Contaminated water from the site is processed on the scene and stored in tanks before being trucked to a rail yard in Lordstown and taken to disposal well sites, most of which will go to Texas and some to a site in Vickery, Ohio, for final disposal.
DeWine said the cleanup is a “huge operation” but that he is impressed by the work that is being done so far. It was the first time that he has been down to the derailment site to watch the cleanup efforts.
“The whole goal here is to make this community safe,” he said, but he said it “can’t happen overnight.”
Water is being aerated to add oxygen and break down compounds in the water. The creek bed is also being churned up so that contaminated material there can come to the surface and be vacuumed away for disposal. The operation there runs 24/7.
Vogel said there is evidence that the cleanup is working.
“We’ve seen fish populations being restored. We’ve seen the aquatic life coming back 4 miles away, so it’s getting closer. So it’s a matter of time,” she said. “Things will be restored.”
The group then stopped at East Palestine High School, where Mike DeWine met with the district superintendent Chris Neifer.
He and Fran also joined students and staff in the high school’s cafeteria, where they chatted, signed autographs and posed for pictures.
On Tuesday, EPA Administrator Michael Regan visited the school. He talked with students and staff about the impact that the derailment has left.
The First Lady also went to The Brightside Project in Salem, where she helped pack boxes of supplies for a distribution happening Saturday.
The religious-based non-profit is putting together a big distribution drive this Saturday near the East Palestine Schools’ campus to help families in need in the village, as well as surrounding communities.

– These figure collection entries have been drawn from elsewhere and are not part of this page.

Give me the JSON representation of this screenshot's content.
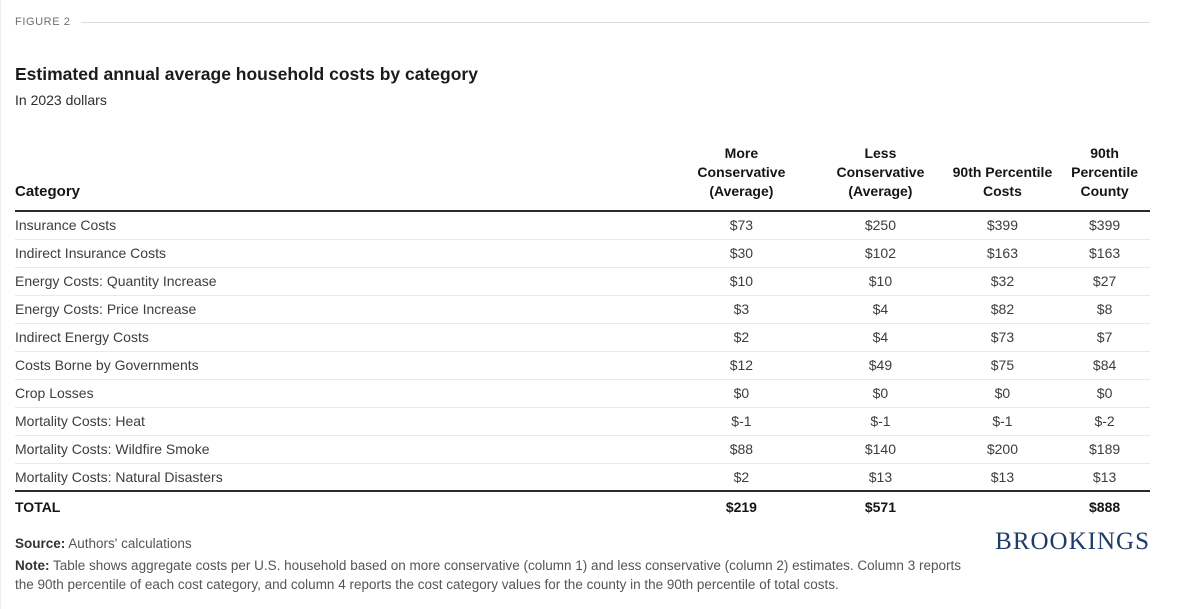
{
  "figure_label": "FIGURE 2",
  "title": "Estimated annual average household costs by category",
  "subtitle": "In 2023 dollars",
  "chart_data": {
    "type": "table",
    "title": "Estimated annual average household costs by category",
    "subtitle": "In 2023 dollars",
    "columns": [
      "Category",
      "More Conservative (Average)",
      "Less Conservative (Average)",
      "90th Percentile Costs",
      "90th Percentile County"
    ],
    "rows": [
      {
        "category": "Insurance Costs",
        "values": [
          "$73",
          "$250",
          "$399",
          "$399"
        ]
      },
      {
        "category": "Indirect Insurance Costs",
        "values": [
          "$30",
          "$102",
          "$163",
          "$163"
        ]
      },
      {
        "category": "Energy Costs: Quantity Increase",
        "values": [
          "$10",
          "$10",
          "$32",
          "$27"
        ]
      },
      {
        "category": "Energy Costs: Price Increase",
        "values": [
          "$3",
          "$4",
          "$82",
          "$8"
        ]
      },
      {
        "category": "Indirect Energy Costs",
        "values": [
          "$2",
          "$4",
          "$73",
          "$7"
        ]
      },
      {
        "category": "Costs Borne by Governments",
        "values": [
          "$12",
          "$49",
          "$75",
          "$84"
        ]
      },
      {
        "category": "Crop Losses",
        "values": [
          "$0",
          "$0",
          "$0",
          "$0"
        ]
      },
      {
        "category": "Mortality Costs: Heat",
        "values": [
          "$-1",
          "$-1",
          "$-1",
          "$-2"
        ]
      },
      {
        "category": "Mortality Costs: Wildfire Smoke",
        "values": [
          "$88",
          "$140",
          "$200",
          "$189"
        ]
      },
      {
        "category": "Mortality Costs: Natural Disasters",
        "values": [
          "$2",
          "$13",
          "$13",
          "$13"
        ]
      }
    ],
    "total": {
      "label": "TOTAL",
      "values": [
        "$219",
        "$571",
        "",
        "$888"
      ]
    }
  },
  "footer": {
    "source_label": "Source:",
    "source_text": "Authors' calculations",
    "note_label": "Note:",
    "note_text": "Table shows aggregate costs per U.S. household based on more conservative (column 1) and less conservative (column 2) estimates. Column 3 reports the 90th percentile of each cost category, and column 4 reports the cost category values for the county in the 90th percentile of total costs.",
    "logo_text": "BROOKINGS"
  },
  "colors": {
    "brand_logo": "#1d3c6b",
    "heavy_rule": "#2b2b2b",
    "row_separator": "#e9e9e9",
    "figure_label_gray": "#6f6f6f"
  }
}
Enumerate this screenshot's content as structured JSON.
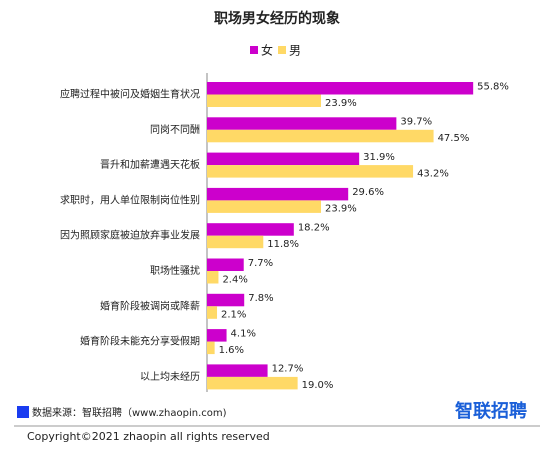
{
  "chart_data": {
    "type": "bar",
    "orientation": "horizontal",
    "title": "职场男女经历的现象",
    "categories": [
      "应聘过程中被问及婚姻生育状况",
      "同岗不同酬",
      "晋升和加薪遭遇天花板",
      "求职时，用人单位限制岗位性别",
      "因为照顾家庭被迫放弃事业发展",
      "职场性骚扰",
      "婚育阶段被调岗或降薪",
      "婚育阶段未能充分享受假期",
      "以上均未经历"
    ],
    "series": [
      {
        "name": "女",
        "color": "#cc00cc",
        "values": [
          55.8,
          39.7,
          31.9,
          29.6,
          18.2,
          7.7,
          7.8,
          4.1,
          12.7
        ],
        "value_labels": [
          "55.8%",
          "39.7%",
          "31.9%",
          "29.6%",
          "18.2%",
          "7.7%",
          "7.8%",
          "4.1%",
          "12.7%"
        ]
      },
      {
        "name": "男",
        "color": "#ffd966",
        "values": [
          23.9,
          47.5,
          43.2,
          23.9,
          11.8,
          2.4,
          2.1,
          1.6,
          19.0
        ],
        "value_labels": [
          "23.9%",
          "47.5%",
          "43.2%",
          "23.9%",
          "11.8%",
          "2.4%",
          "2.1%",
          "1.6%",
          "19.0%"
        ]
      }
    ],
    "legend": "top"
  },
  "footer": {
    "source": "数据来源：智联招聘（www.zhaopin.com)",
    "logo": "智联招聘",
    "copyright": "Copyright©2021 zhaopin all rights reserved"
  }
}
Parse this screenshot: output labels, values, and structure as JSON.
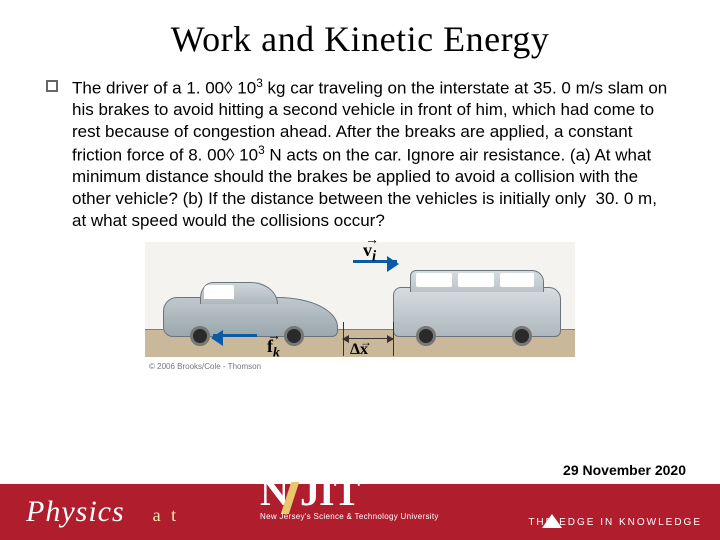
{
  "title": "Work and Kinetic Energy",
  "bullet_text": "The driver of a 1. 00◊ 10³ kg car traveling on the interstate at 35. 0 m/s slam on his brakes to avoid hitting a second vehicle in front of him, which had come to rest because of congestion ahead. After the breaks are applied, a constant friction force of 8. 00◊ 10³ N acts on the car. Ignore air resistance. (a) At what minimum distance should the brakes be applied to avoid a collision with the other vehicle? (b) If the distance between the vehicles is initially only  30. 0 m, at what speed would the collisions occur?",
  "figure": {
    "vi_label": "v",
    "vi_sub": "i",
    "fk_label": "f",
    "fk_sub": "k",
    "dx_prefix": "Δ",
    "dx_var": "x",
    "credit": "© 2006 Brooks/Cole - Thomson",
    "colors": {
      "road": "#c9b89a",
      "vector": "#0a5aa8",
      "car": "#aeb8bd",
      "bg": "#f4f3ef"
    }
  },
  "footer": {
    "brand": "Physics",
    "at": "a t",
    "njit": {
      "n": "N",
      "jit": "JIT",
      "subtitle": "New Jersey's Science & Technology University"
    },
    "tagline": "THE EDGE IN KNOWLEDGE",
    "background": "#b01e2e"
  },
  "date": "29 November 2020"
}
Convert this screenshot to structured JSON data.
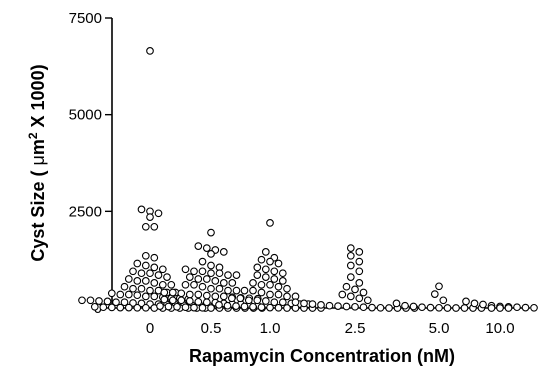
{
  "chart_data": {
    "type": "scatter",
    "xlabel": "Rapamycin Concentration (nM)",
    "ylabel": {
      "pre": "Cyst Size ( ",
      "mu": "μ",
      "unit": "m",
      "sup": "2",
      "post": " X 1000)"
    },
    "ylim": [
      0,
      7500
    ],
    "yticks": [
      "0",
      "2500",
      "5000",
      "7500"
    ],
    "ytick_values": [
      0,
      2500,
      5000,
      7500
    ],
    "categories": [
      "0",
      "0.5",
      "1.0",
      "2.5",
      "5.0",
      "10.0"
    ],
    "grid": false,
    "series": [
      {
        "category": "0",
        "values": [
          6650,
          2550,
          2500,
          2450,
          2350,
          2100,
          2100,
          1350,
          1300,
          1150,
          1100,
          1050,
          1000,
          950,
          900,
          900,
          850,
          800,
          750,
          700,
          700,
          650,
          600,
          600,
          550,
          500,
          500,
          450,
          450,
          400,
          400,
          380,
          350,
          350,
          330,
          300,
          300,
          280,
          250,
          250,
          230,
          200,
          200,
          180,
          170,
          150,
          150,
          130,
          120,
          100,
          100,
          90,
          80,
          70,
          60,
          50,
          50,
          40,
          30,
          20,
          15,
          10,
          10,
          5,
          5,
          0,
          0,
          0,
          0,
          0,
          0,
          0
        ]
      },
      {
        "category": "0.5",
        "values": [
          1950,
          1600,
          1550,
          1500,
          1450,
          1400,
          1200,
          1100,
          1050,
          1000,
          950,
          950,
          900,
          900,
          850,
          850,
          800,
          750,
          750,
          700,
          650,
          650,
          600,
          600,
          550,
          500,
          500,
          450,
          450,
          400,
          400,
          380,
          350,
          350,
          320,
          300,
          300,
          280,
          260,
          250,
          240,
          220,
          200,
          200,
          180,
          160,
          150,
          140,
          120,
          100,
          100,
          80,
          60,
          50,
          40,
          30,
          20,
          10,
          5,
          0,
          0,
          0,
          0,
          0,
          0,
          0
        ]
      },
      {
        "category": "1.0",
        "values": [
          2200,
          1450,
          1300,
          1250,
          1200,
          1150,
          1050,
          1000,
          950,
          900,
          850,
          800,
          750,
          700,
          650,
          600,
          600,
          550,
          500,
          450,
          450,
          400,
          350,
          350,
          300,
          300,
          250,
          250,
          200,
          200,
          180,
          150,
          150,
          120,
          100,
          100,
          80,
          60,
          50,
          40,
          30,
          20,
          10,
          5,
          0,
          0,
          0,
          0,
          0
        ]
      },
      {
        "category": "2.5",
        "values": [
          1550,
          1450,
          1350,
          1200,
          1100,
          950,
          800,
          650,
          550,
          480,
          400,
          350,
          300,
          250,
          200,
          150,
          120,
          100,
          80,
          60,
          50,
          40,
          30,
          20,
          10,
          5,
          0,
          0,
          0,
          0
        ]
      },
      {
        "category": "5.0",
        "values": [
          560,
          360,
          200,
          120,
          60,
          40,
          20,
          10,
          5,
          0,
          0,
          0,
          0,
          0
        ]
      },
      {
        "category": "10.0",
        "values": [
          170,
          120,
          90,
          60,
          40,
          30,
          20,
          10,
          5,
          0,
          0,
          0
        ]
      }
    ]
  }
}
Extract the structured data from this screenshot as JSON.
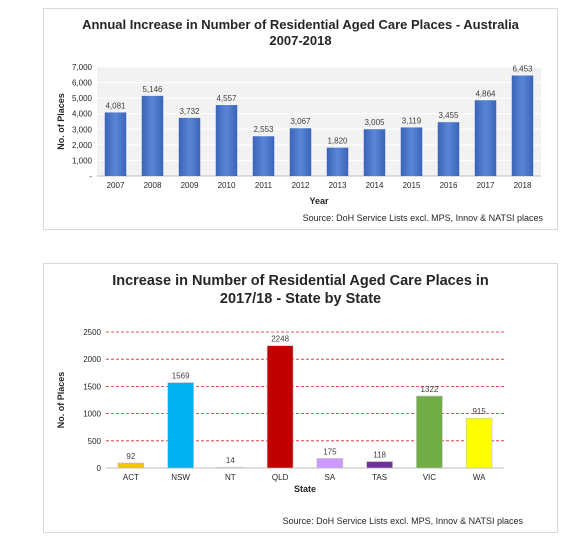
{
  "chart_data": [
    {
      "type": "bar",
      "title_line1": "Annual Increase in Number of Residential Aged Care Places - Australia",
      "title_line2": "2007-2018",
      "xlabel": "Year",
      "ylabel": "No. of Places",
      "categories": [
        "2007",
        "2008",
        "2009",
        "2010",
        "2011",
        "2012",
        "2013",
        "2014",
        "2015",
        "2016",
        "2017",
        "2018"
      ],
      "values": [
        4081,
        5146,
        3732,
        4557,
        2553,
        3067,
        1820,
        3005,
        3119,
        3455,
        4864,
        6453
      ],
      "value_labels": [
        "4,081",
        "5,146",
        "3,732",
        "4,557",
        "2,553",
        "3,067",
        "1,820",
        "3,005",
        "3,119",
        "3,455",
        "4,864",
        "6,453"
      ],
      "ylim": [
        0,
        7000
      ],
      "yticks": [
        0,
        1000,
        2000,
        3000,
        4000,
        5000,
        6000,
        7000
      ],
      "ytick_labels": [
        "-",
        "1,000",
        "2,000",
        "3,000",
        "4,000",
        "5,000",
        "6,000",
        "7,000"
      ],
      "grid": true,
      "colors": [
        "#4472c4"
      ],
      "source": "Source: DoH Service Lists excl. MPS, Innov & NATSI places"
    },
    {
      "type": "bar",
      "title_line1": "Increase in Number of Residential Aged Care Places in",
      "title_line2": "2017/18 - State by State",
      "xlabel": "State",
      "ylabel": "No. of Places",
      "categories": [
        "ACT",
        "NSW",
        "NT",
        "QLD",
        "SA",
        "TAS",
        "VIC",
        "WA"
      ],
      "values": [
        92,
        1569,
        14,
        2248,
        175,
        118,
        1322,
        915
      ],
      "value_labels": [
        "92",
        "1569",
        "14",
        "2248",
        "175",
        "118",
        "1322",
        "915"
      ],
      "ylim": [
        0,
        2500
      ],
      "yticks": [
        0,
        500,
        1000,
        1500,
        2000,
        2500
      ],
      "ytick_labels": [
        "0",
        "500",
        "1000",
        "1500",
        "2000",
        "2500"
      ],
      "grid": true,
      "grid_style": "dashed-red",
      "colors": [
        "#f5c400",
        "#00b0f0",
        "#ffffff",
        "#c00000",
        "#cc99ff",
        "#7030a0",
        "#70ad47",
        "#ffff00"
      ],
      "source": "Source: DoH Service Lists excl. MPS, Innov & NATSI places"
    }
  ]
}
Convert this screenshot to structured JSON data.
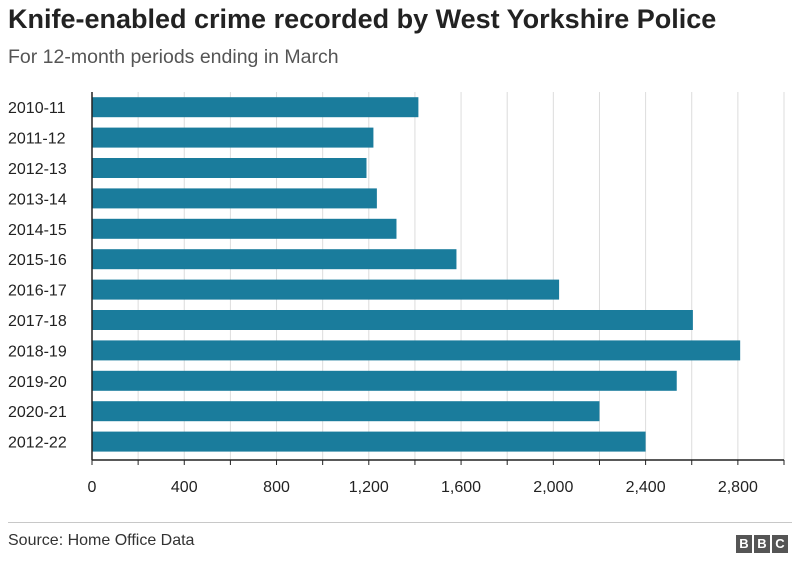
{
  "title": "Knife-enabled crime recorded by West Yorkshire Police",
  "subtitle": "For 12-month periods ending in March",
  "source": "Source: Home Office Data",
  "logo": {
    "text": "BBC",
    "letters": [
      "B",
      "B",
      "C"
    ],
    "color": "#555555"
  },
  "colors": {
    "bar": "#1a7c9c",
    "grid": "#dcdcdc",
    "axis": "#222222"
  },
  "chart_data": {
    "type": "bar",
    "orientation": "horizontal",
    "categories": [
      "2010-11",
      "2011-12",
      "2012-13",
      "2013-14",
      "2014-15",
      "2015-16",
      "2016-17",
      "2017-18",
      "2018-19",
      "2019-20",
      "2020-21",
      "2012-22"
    ],
    "values": [
      1415,
      1220,
      1190,
      1235,
      1320,
      1580,
      2025,
      2605,
      2810,
      2535,
      2200,
      2400
    ],
    "title": "Knife-enabled crime recorded by West Yorkshire Police",
    "subtitle": "For 12-month periods ending in March",
    "xlim": [
      0,
      3000
    ],
    "xticks": [
      0,
      400,
      800,
      1200,
      1600,
      2000,
      2400,
      2800
    ],
    "xtick_labels": [
      "0",
      "400",
      "800",
      "1,200",
      "1,600",
      "2,000",
      "2,400",
      "2,800"
    ],
    "grid": true,
    "legend": "none"
  }
}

“We have been so blessed with product to give to them that the best thing that we could come up with was to take a convoy into town and do a community-wide distribution. So that’s kinda where the idea for Saturday came from. It’s the best way we can get all this product out to the families in the most time-efficient kind of way,” said Lisa Wallace with The Brightside Project.
Organizers say they’ve been receiving goods donated through the Amazon Wishlist program, as well as from individuals the world over.
They hope to pass out food, water and other necessities to help 700 families Saturday afternoon and 1,000 children.